Due to their complexity and, as Statsguy points out, their opacity in dealing almost entirely with private companies, most BDC's make great targets for those in the industry who feel they can profit by pointing their finger and yelling 'FIRE!'...particularly following the credit crisis where so many financial institutions have had to revalue their financial assets to current market valuations thus costing so many investors billions in lost value.
Now, I'm not saying this guy is wrong, as I don't know enough to say he is or isn't. But I do know what ALD has distributed over the past 15 years...and despite the difficulty in analyzing operations, the giveaway is the tax character of the distributions....all ordinary income. Company management may fool regulators and investors for relatvely short periods (witness Enron), but they simply cannot sustain it, as eventually the concocted structure would simply fall apart...unless...I suppose...they had a money machine and could print the stuff.
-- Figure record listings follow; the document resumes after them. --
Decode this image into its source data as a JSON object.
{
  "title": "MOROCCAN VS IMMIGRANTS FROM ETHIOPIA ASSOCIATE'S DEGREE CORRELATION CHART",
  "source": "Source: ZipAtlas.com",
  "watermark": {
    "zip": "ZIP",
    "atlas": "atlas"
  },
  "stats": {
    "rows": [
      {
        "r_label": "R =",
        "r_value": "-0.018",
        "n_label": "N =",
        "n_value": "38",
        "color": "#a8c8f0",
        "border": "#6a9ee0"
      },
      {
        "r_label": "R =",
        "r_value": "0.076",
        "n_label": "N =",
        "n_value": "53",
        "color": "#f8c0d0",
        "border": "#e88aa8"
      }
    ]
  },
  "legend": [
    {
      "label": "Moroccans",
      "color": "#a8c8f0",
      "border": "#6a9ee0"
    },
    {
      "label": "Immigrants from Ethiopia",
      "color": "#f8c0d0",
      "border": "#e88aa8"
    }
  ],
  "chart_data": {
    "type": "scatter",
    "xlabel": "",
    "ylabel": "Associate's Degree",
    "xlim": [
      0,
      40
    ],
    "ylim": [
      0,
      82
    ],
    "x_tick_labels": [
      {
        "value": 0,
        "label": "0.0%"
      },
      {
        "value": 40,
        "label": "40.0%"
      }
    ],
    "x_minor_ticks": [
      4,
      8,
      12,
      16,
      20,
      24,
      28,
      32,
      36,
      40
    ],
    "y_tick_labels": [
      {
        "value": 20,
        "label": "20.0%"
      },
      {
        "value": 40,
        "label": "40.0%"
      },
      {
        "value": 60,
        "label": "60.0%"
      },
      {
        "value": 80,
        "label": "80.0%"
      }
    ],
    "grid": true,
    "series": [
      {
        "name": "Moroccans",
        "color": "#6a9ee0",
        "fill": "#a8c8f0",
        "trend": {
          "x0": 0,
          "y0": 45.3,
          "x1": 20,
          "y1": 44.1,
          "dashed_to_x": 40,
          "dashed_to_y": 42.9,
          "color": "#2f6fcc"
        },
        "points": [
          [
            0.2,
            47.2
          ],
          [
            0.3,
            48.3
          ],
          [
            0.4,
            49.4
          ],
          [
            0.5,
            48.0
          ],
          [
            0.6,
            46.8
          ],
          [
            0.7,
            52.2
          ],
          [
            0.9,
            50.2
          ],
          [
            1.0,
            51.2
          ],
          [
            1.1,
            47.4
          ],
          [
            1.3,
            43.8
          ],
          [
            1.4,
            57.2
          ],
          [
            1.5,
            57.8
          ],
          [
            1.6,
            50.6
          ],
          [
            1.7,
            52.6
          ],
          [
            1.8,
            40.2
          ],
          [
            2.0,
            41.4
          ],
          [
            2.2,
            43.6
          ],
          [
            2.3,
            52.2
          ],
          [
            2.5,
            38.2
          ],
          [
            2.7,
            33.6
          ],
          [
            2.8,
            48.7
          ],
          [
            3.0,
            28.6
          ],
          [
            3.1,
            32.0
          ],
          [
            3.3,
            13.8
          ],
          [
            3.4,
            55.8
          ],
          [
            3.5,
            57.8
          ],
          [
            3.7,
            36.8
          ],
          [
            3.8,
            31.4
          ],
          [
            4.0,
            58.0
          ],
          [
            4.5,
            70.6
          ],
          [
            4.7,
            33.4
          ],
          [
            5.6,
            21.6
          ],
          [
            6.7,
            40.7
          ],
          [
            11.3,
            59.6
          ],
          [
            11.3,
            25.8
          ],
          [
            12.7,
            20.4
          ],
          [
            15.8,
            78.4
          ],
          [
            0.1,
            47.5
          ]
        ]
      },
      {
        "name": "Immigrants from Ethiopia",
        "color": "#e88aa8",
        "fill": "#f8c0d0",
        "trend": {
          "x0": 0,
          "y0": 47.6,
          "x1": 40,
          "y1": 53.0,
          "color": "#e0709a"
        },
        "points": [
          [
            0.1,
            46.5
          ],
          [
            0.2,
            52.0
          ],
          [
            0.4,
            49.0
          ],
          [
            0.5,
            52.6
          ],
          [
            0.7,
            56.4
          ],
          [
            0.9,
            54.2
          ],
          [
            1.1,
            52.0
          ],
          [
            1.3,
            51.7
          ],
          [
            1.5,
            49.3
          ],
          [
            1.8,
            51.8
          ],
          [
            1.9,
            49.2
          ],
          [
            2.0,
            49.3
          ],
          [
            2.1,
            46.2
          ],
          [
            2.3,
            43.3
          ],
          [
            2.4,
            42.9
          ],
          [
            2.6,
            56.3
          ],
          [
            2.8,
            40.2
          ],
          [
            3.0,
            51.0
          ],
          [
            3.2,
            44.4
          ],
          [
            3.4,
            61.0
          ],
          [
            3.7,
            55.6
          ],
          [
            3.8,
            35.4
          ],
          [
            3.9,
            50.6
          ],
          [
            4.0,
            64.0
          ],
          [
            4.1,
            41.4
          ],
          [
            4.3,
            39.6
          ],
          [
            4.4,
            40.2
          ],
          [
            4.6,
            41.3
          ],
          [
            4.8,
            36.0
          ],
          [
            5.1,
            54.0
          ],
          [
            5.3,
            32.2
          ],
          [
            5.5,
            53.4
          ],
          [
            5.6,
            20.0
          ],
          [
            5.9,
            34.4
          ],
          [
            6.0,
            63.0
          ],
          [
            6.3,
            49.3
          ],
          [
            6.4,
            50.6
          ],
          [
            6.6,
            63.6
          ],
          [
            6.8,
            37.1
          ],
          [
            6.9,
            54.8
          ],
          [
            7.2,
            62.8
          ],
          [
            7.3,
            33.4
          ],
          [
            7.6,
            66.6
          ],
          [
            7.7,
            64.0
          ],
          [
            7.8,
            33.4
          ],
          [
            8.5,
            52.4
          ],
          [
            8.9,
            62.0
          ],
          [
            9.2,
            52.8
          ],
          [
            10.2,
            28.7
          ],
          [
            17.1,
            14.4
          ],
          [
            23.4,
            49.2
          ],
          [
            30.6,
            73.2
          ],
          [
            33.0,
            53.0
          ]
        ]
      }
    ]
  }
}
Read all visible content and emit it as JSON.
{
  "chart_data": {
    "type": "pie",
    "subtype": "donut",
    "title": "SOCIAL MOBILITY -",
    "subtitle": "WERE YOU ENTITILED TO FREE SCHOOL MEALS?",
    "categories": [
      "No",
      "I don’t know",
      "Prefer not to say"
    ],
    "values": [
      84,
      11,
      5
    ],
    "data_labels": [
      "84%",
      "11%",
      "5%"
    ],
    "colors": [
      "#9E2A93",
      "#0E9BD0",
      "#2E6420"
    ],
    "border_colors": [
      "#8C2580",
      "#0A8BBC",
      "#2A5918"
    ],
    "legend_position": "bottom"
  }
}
ACAS went through this not too long ago with an article printed in the WSJ on inflated valuation of their loans and 4 or so years ago, a similar accusation was made public by the owner of thestreet.com (as I recall) that also proved to be meritless. A couple of weeks ago, another thestreet.com writer wrote this
http://www.thestreet.com/story/10418331/1/valuations-haunt-american-capital.html
But if you read through it, the author only mentions 2 of the ACAS 170 or so holdings. And because ACAS holds its loans to maturity, there really isn't a secondary market for them, as would be the case for publicly traded banks or brokerages holding CFO's or CMO's, thus I'm not sure what value there would be in marking their loans to market anyway. And shouldn't this writer disclose any short-position he may be holding?
Having said that, ACAS and ALD, with their hidden private company investments, do cause me a bit of heart burn, and I do definitely keep them in my 'high risk' group.